Hades
Wo das Sterben zum guten Ton gehört...
Eines der besten Rogue-like-Games der letzten Jahre – im Herbst letzten Jahres für PC und Switch erschienen – ist jetzt endlich auch für PS4 und Xbox One, aber auch PS5 und Xbox Series zu haben. Der Indie-Titel „Hades“ – bzw. „Heydies“, wenn man ihn englisch ausspricht – von Supergiant Games hatte im letzten Jahr mal so richtig abgeräumt, mit feinster Action, guten Typen und cleverem Storytelling. Hat das Game auf den Nextgen-Konsolen noch einmal einen drauflegen können?
(Copyright: Supergiant Games)
Mythologie für Anfänger
Die Story dürfte – zumindest zu Beginn – jedem Freund der griechischen Mythologie einige Magenschmerzen bereiten, verkauft sie hier doch Zagreus, den Helden des Spiels, kurzerhand als Sohn des Hades, dem Gott der Unterwelt. Aber gut, dass Zagreus ja nun eigentlich der Sohn des Zeus ist, der – in Form einer Schlange – die eigene Tochter (nämlich Persephone) schwängerte, wäre bei den amerikanischen Sittenwächtern vermutlich auf heftigen Widerstand gestoßen.
Um die Sache mit der echten Zagreus-Geschichte eben noch kurz zu Ende zu bringen: Zeus versteckte Zagreus – der sich übrigens in jedes x-beliebige Tier verwandeln konnte – aus Angst vor seiner eifersüchtigen Gattin Hera in einer Höhle, doch wurde er durch eine List von den Titanen herausgelockt. Die rissen ihn in sieben Stücke, kochten die Teile und aßen sie auf. Worauf Zeus die Titanen erschlug und aus deren Schlamm dann Prometheus den Menschen formte. Bildungsfernsehen Ende.
(Copyright: Supergiant Games)
Junior zieht aus
Zurück zum Game. Hier ist Zagreus wie gesagt der Sohn des Hades. Der, wie wir alle wissen, der Bruder des Zeus ist und bei dem Persophone – in die er sich verknallt hatte – immer im Winter wohnt. Sorry, ich kann es einfach nicht lassen. Also, Zagreus, Unterwelt, Hades. Zagreus hat nun keinen Bock mehr auf die Hölle und seinen Job als Prinz der Finsternis.
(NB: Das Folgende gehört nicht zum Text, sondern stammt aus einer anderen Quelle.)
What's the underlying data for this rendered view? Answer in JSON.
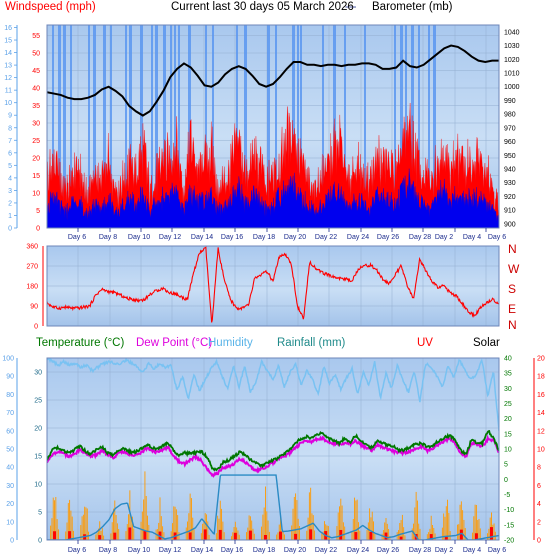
{
  "header": {
    "windspeed_label": "Windspeed (mph)",
    "title": "Current last 30 days 05 March 2026",
    "separator": "---",
    "barometer_label": "Barometer (mb)"
  },
  "legend_bottom": {
    "temperature": "Temperature (°C)",
    "dew_point": "Dew Point (°C)",
    "humidity": "Humidity",
    "rainfall": "Rainfall (mm)",
    "uv": "UV",
    "solar": "Solar"
  },
  "colors": {
    "plot_bg": "#b9d6f2",
    "grid": "#93aed0",
    "gust": "#ff0000",
    "wind": "#0000ee",
    "barometer": "#000000",
    "humidity": "#79c2f2",
    "temperature": "#007700",
    "dew_point": "#dd00dd",
    "rainfall": "#2a8ac4",
    "uv": "#ff0000",
    "solar": "#ff9900",
    "bands": "#5a96f0"
  },
  "chart_data": [
    {
      "type": "area",
      "title": "Current last 30 days 05 March 2026",
      "x_ticks": [
        "Day 6",
        "Day 8",
        "Day 10",
        "Day 12",
        "Day 14",
        "Day 16",
        "Day 18",
        "Day 20",
        "Day 22",
        "Day 24",
        "Day 26",
        "Day 28",
        "Day 2",
        "Day 4",
        "Day 6"
      ],
      "y_left": {
        "label": "Windspeed (mph)",
        "ticks": [
          0,
          5,
          10,
          15,
          20,
          25,
          30,
          35,
          40,
          45,
          50,
          55
        ],
        "range": [
          0,
          58
        ]
      },
      "y_left_outer": {
        "unit": "Beaufort",
        "ticks": [
          0,
          1,
          2,
          3,
          4,
          5,
          6,
          7,
          8,
          9,
          10,
          11,
          12,
          13,
          14,
          15,
          16
        ]
      },
      "y_right": {
        "label": "Barometer (mb)",
        "ticks": [
          900,
          910,
          920,
          930,
          940,
          950,
          960,
          970,
          980,
          990,
          1000,
          1010,
          1020,
          1030,
          1040
        ],
        "range": [
          897,
          1045
        ]
      },
      "series": [
        {
          "name": "Gust",
          "color": "#ff0000",
          "values": [
            18,
            25,
            16,
            14,
            22,
            18,
            13,
            20,
            16,
            24,
            14,
            16,
            24,
            18,
            30,
            13,
            19,
            24,
            26,
            30,
            14,
            34,
            20,
            24,
            28,
            15,
            18,
            24,
            34,
            17,
            24,
            24,
            15,
            20,
            24,
            34,
            36,
            26,
            18,
            14,
            18,
            22,
            30,
            30,
            16,
            22,
            22,
            14,
            24,
            26,
            22,
            20,
            30,
            38,
            24,
            20,
            16,
            26,
            28,
            20,
            26,
            24,
            22,
            26,
            20,
            15,
            8
          ]
        },
        {
          "name": "Wind",
          "color": "#0000ee",
          "values": [
            8,
            11,
            7,
            6,
            10,
            8,
            5,
            9,
            7,
            11,
            6,
            7,
            11,
            8,
            13,
            6,
            9,
            11,
            12,
            13,
            6,
            14,
            9,
            11,
            13,
            7,
            8,
            11,
            15,
            8,
            11,
            11,
            7,
            9,
            11,
            15,
            17,
            12,
            8,
            6,
            8,
            10,
            13,
            13,
            7,
            10,
            10,
            6,
            11,
            12,
            10,
            9,
            14,
            17,
            11,
            9,
            7,
            12,
            13,
            9,
            12,
            11,
            10,
            12,
            9,
            7,
            3
          ]
        },
        {
          "name": "Barometer",
          "color": "#000000",
          "unit": "mb",
          "values": [
            996,
            995,
            994,
            992,
            991,
            991,
            992,
            994,
            998,
            1000,
            997,
            993,
            986,
            982,
            979,
            982,
            989,
            997,
            1007,
            1013,
            1017,
            1014,
            1008,
            1001,
            1000,
            1003,
            1009,
            1013,
            1015,
            1013,
            1008,
            1002,
            1000,
            1002,
            1007,
            1013,
            1018,
            1018,
            1016,
            1016,
            1015,
            1016,
            1016,
            1015,
            1016,
            1016,
            1017,
            1017,
            1016,
            1013,
            1013,
            1014,
            1019,
            1015,
            1014,
            1016,
            1020,
            1024,
            1028,
            1030,
            1029,
            1026,
            1022,
            1019,
            1018,
            1019,
            1019
          ]
        }
      ]
    },
    {
      "type": "scatter",
      "title": "",
      "x_ticks": [
        "Day 6",
        "Day 8",
        "Day 10",
        "Day 12",
        "Day 14",
        "Day 16",
        "Day 18",
        "Day 20",
        "Day 22",
        "Day 24",
        "Day 26",
        "Day 28",
        "Day 2",
        "Day 4",
        "Day 6"
      ],
      "y_left": {
        "ticks": [
          0,
          90,
          180,
          270,
          360
        ],
        "range": [
          0,
          360
        ]
      },
      "y_right": {
        "ticks": [
          "N",
          "W",
          "S",
          "E",
          "N"
        ]
      },
      "series": [
        {
          "name": "Wind direction",
          "color": "#ff0000",
          "values": [
            105,
            85,
            80,
            85,
            80,
            80,
            85,
            90,
            140,
            165,
            155,
            150,
            140,
            125,
            120,
            115,
            120,
            145,
            160,
            170,
            150,
            145,
            130,
            120,
            240,
            330,
            350,
            0,
            350,
            210,
            120,
            80,
            80,
            95,
            215,
            230,
            245,
            200,
            310,
            320,
            280,
            90,
            30,
            290,
            260,
            240,
            230,
            220,
            215,
            210,
            205,
            260,
            270,
            275,
            250,
            210,
            190,
            230,
            270,
            180,
            120,
            300,
            250,
            200,
            175,
            180,
            150,
            135,
            100,
            65,
            45,
            85,
            105,
            120,
            100
          ]
        }
      ]
    },
    {
      "type": "line",
      "title": "",
      "x_ticks": [
        "Day 6",
        "Day 8",
        "Day 10",
        "Day 12",
        "Day 14",
        "Day 16",
        "Day 18",
        "Day 20",
        "Day 22",
        "Day 24",
        "Day 26",
        "Day 28",
        "Day 2",
        "Day 4",
        "Day 6"
      ],
      "y_outer_left": {
        "unit": "%",
        "ticks": [
          0,
          10,
          20,
          30,
          40,
          50,
          60,
          70,
          80,
          90,
          100
        ]
      },
      "y_left": {
        "unit": "mm",
        "ticks": [
          0,
          5,
          10,
          15,
          20,
          25,
          30
        ],
        "range": [
          0,
          32.5
        ]
      },
      "y_right": {
        "unit": "°C",
        "ticks": [
          -20,
          -15,
          -10,
          -5,
          0,
          5,
          10,
          15,
          20,
          25,
          30,
          35,
          40
        ],
        "range": [
          -20,
          40
        ]
      },
      "y_right_outer": {
        "unit": "UV index",
        "ticks": [
          0,
          2,
          4,
          6,
          8,
          10,
          12,
          14,
          16,
          18,
          20
        ]
      },
      "series": [
        {
          "name": "Temperature",
          "color": "#007700",
          "unit": "°C",
          "values": [
            6.5,
            9.8,
            10.5,
            9.3,
            8.6,
            9.8,
            10.9,
            9.2,
            8.4,
            9.7,
            10.8,
            8.7,
            8,
            9.5,
            10.2,
            9.1,
            8.9,
            10.1,
            11.4,
            10.6,
            9.8,
            11.2,
            12.1,
            9.4,
            7.9,
            8.7,
            8.4,
            8.8,
            9.2,
            7.4,
            3.7,
            3.2,
            5.8,
            6.2,
            7.6,
            9.1,
            7.8,
            6.4,
            5.2,
            4.6,
            5.4,
            6.2,
            7.1,
            8.3,
            9.8,
            11.7,
            13.4,
            14.1,
            13.6,
            14.8,
            15.2,
            13.4,
            12.8,
            11.9,
            13.6,
            12.3,
            14.4,
            12.8,
            11.2,
            10.4,
            12.7,
            11.8,
            11.1,
            10.6,
            9.4,
            9.9,
            10.8,
            11.6,
            11.9,
            10.7,
            11.2,
            12.7,
            13.6,
            14.4,
            13.1,
            9.7,
            8.1,
            13.1,
            12.2,
            11.9,
            16.1,
            13.5,
            9.6
          ]
        },
        {
          "name": "Dew Point",
          "color": "#dd00dd",
          "unit": "°C",
          "values": [
            5.6,
            8.1,
            9.3,
            8.7,
            7.3,
            8.4,
            9.8,
            8.6,
            7.5,
            8.1,
            9.6,
            8.2,
            7.1,
            8.6,
            9.1,
            8.3,
            7.8,
            8.6,
            10.2,
            9.5,
            8.9,
            9.7,
            10.4,
            7.6,
            5.8,
            5.1,
            6.4,
            7.4,
            6.1,
            3.4,
            1.3,
            2.1,
            3.9,
            4.3,
            5.2,
            6.9,
            5.6,
            4.1,
            2.8,
            3.5,
            4.4,
            5.5,
            6.8,
            7.4,
            8.7,
            10.2,
            11.8,
            12.9,
            12.4,
            13.2,
            13.6,
            12.1,
            11.9,
            11.4,
            12.1,
            11.6,
            12.7,
            11.4,
            10.2,
            9.6,
            11.4,
            10.6,
            9.8,
            9.2,
            8.7,
            8.6,
            9.4,
            10.4,
            10.7,
            9.5,
            10.3,
            11.4,
            12.6,
            13.5,
            11.8,
            8.8,
            7.3,
            12.1,
            11.6,
            10.8,
            13.4,
            12.7,
            8.9
          ]
        },
        {
          "name": "Humidity",
          "color": "#79c2f2",
          "unit": "%",
          "values": [
            100,
            98,
            96,
            98,
            96,
            97,
            95,
            96,
            93,
            95,
            97,
            98,
            97,
            97,
            99,
            97,
            95,
            92,
            97,
            94,
            97,
            95,
            96,
            82,
            90,
            77,
            91,
            82,
            88,
            94,
            98,
            90,
            83,
            96,
            84,
            96,
            81,
            87,
            98,
            93,
            88,
            96,
            84,
            92,
            97,
            85,
            93,
            88,
            80,
            96,
            86,
            91,
            83,
            89,
            94,
            80,
            92,
            85,
            98,
            78,
            92,
            83,
            96,
            88,
            81,
            93,
            76,
            97,
            95,
            90,
            84,
            96,
            89,
            99,
            93,
            88,
            91,
            99,
            79,
            93,
            60
          ]
        },
        {
          "name": "Rainfall",
          "color": "#2a8ac4",
          "unit": "mm",
          "values": [
            0,
            0,
            0,
            0,
            0.2,
            0.4,
            0.6,
            0.8,
            1.4,
            2.4,
            3.6,
            5.6,
            6.4,
            6.6,
            2.4,
            2,
            1.6,
            1.4,
            0.8,
            0.2,
            0.4,
            0.8,
            1.2,
            1.6,
            2.2,
            3.8,
            2.4,
            1,
            11.6,
            11.6,
            11.6,
            11.6,
            11.6,
            11.6,
            11.6,
            11.6,
            11.6,
            11.6,
            1.5,
            1.6,
            1.8,
            2,
            2.5,
            3,
            1.6,
            0.8,
            0.4,
            0.6,
            1,
            1.4,
            1.8,
            2.6,
            1.8,
            1.2,
            0.8,
            0.4,
            0.6,
            1,
            1.3,
            1.6,
            0,
            0,
            0.2,
            0.4,
            0.6,
            0.7,
            0.8,
            1.2,
            0,
            0,
            0.2,
            0.4,
            0.6,
            0.8
          ]
        }
      ]
    }
  ]
}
Er will lieber Party, Sonne und einen tiefergelegten Golf. Oder was auch immer. Und deshalb: Nichts wie weg.
Nun ist es aber nicht so, dass die Unterwelt einen Notausgang hätte, aus dem man sich einfach so verkrümeln kann. Nein, die Unterwelt ist ein weit verzweigtes, lebensfeindliches Labyrinth, bewohnt von einer Menge schräger Typen, die allesamt im Sold des Hades stehen und Zagreus daher das Leben bzw. die Flucht ziemlich schwer machen. Weshalb dann auch der erste Versuch schnell kläglich scheitert. Zagreus stirbt. Game over? Nee, nicht doch, Sterben ist quasi Volkssport in der Unterwelt.
Und auch Papa Hades – der nicht sonderlich gut auf seinen Filius zu sprechen ist, sich ständig über sein angeblich unordentliches Zimmer beschwert und ihn für einen ziemlichen Loser hält – spart nicht mit Spott. Aber Zagreus lässt sich nicht unterkriegen. Auf ein neues.
(Copyright: Supergiant Games)
Gameplay und so
Womit der Inhalt des Games auch schon beschrieben wäre: Ihr kämpft euch durch die vier Ebenen der Unterwelt – die wie heißen? Na? Tartaros, Asphodelische Gefilde, Elysion und Erebos, plus der Tempel von Styx, das Tor zur Unterwelt. Bitte bis morgen lernen, ich frag das ab. Wo war ich? Genau, ihr kämpft euch durch die Unterwelt und sterbt am Ende zuverlässig. Was Zagreus mit Fassung trägt. „Ich bin wieder zu Hause“ ruft er munter bei der nächsten Auferstehung.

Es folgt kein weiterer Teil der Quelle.